Morre adolescente que sobreviveu ao incêndio no 7° Batalhão

Aos 15 anos, Daniel Paulo Cardoso de Sousa morreu no final da tarde, 20 dias após incêndio em Centro Provisório.
14/06/2018, 18h30

Morreu no final da tarde desta quinta-feira (14/6) Daniel Paulo Cardoso de Sousa, de 15 anos, único adolescente a sobreviver ao incêndio no Centro de Internação Provisória (CIP), no dia 25 de maio. Nove jovens morreram carbonizados.
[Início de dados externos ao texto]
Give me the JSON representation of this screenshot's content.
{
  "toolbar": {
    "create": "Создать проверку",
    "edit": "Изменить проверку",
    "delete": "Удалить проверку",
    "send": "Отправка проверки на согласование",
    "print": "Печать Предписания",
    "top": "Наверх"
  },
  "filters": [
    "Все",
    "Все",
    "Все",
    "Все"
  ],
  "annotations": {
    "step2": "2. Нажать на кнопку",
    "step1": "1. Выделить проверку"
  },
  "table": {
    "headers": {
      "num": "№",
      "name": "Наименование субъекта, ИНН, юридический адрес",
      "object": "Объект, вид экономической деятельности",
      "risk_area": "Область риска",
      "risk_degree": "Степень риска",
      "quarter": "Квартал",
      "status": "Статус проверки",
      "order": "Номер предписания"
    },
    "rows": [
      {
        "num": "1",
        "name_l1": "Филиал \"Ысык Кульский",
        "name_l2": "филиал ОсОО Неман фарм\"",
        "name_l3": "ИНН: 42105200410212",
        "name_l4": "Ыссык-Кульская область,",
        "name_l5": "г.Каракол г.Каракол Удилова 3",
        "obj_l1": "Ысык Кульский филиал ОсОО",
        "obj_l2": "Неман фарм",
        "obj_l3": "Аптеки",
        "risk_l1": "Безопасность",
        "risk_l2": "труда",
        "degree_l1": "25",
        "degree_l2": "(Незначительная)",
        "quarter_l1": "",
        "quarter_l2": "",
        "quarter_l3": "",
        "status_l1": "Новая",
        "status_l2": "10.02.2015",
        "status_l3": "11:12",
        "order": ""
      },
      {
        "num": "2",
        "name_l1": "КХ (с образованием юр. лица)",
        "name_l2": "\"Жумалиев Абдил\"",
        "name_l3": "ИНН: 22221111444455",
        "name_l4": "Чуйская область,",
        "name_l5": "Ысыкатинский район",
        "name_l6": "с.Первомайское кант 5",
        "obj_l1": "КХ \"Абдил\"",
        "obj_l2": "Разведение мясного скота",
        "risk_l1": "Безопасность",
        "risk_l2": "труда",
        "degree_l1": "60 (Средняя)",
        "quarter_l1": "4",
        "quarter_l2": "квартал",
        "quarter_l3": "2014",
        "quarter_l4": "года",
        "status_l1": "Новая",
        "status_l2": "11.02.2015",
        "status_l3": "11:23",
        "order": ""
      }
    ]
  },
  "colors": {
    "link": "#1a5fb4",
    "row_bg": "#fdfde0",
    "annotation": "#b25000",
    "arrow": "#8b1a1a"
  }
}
Ele era um dos 11 adolescente internados no alojamento 1 da ala “A” do  Centro de Internação. Um motim dos jovens, conforme sustentado pelo Estado de Goiás, mas contestado por familiares, teria ocasionado o incêndio que matou, agora, 10 adolescentes. O sonho do menino era voltar tocar violino na igreja.

Daniel sobreviveu por 20 dias em um leito da Unidade de Terapia Intensiva (UTI) do Hospital Estadual de Urgências da Região Noroeste de Goiânia Governador Otávio Lages de Siqueira (Hugol).

Ontem (13/6), Daniel soube por meio de uma psicóloga que teria de se acostumar com a falta do braço esquerdo. Ele chorou.

A avó disse ao Portal Dia Online que, durante todo o período de visita, o menino tentou conversar. “Ele chorou, sorriu. Parecia que queria falar algo. Ficou me olhando até eu sumir pela porta”, lembra Conceição Cardoso da Silva, de 70.

“Eu não aceitava ele morrer. Mas a febre não passava. Os médicos davam remédio, mas não passava”, disse, ao confirmar a morte do sobrinho, Ronivon Cardoso, de 46.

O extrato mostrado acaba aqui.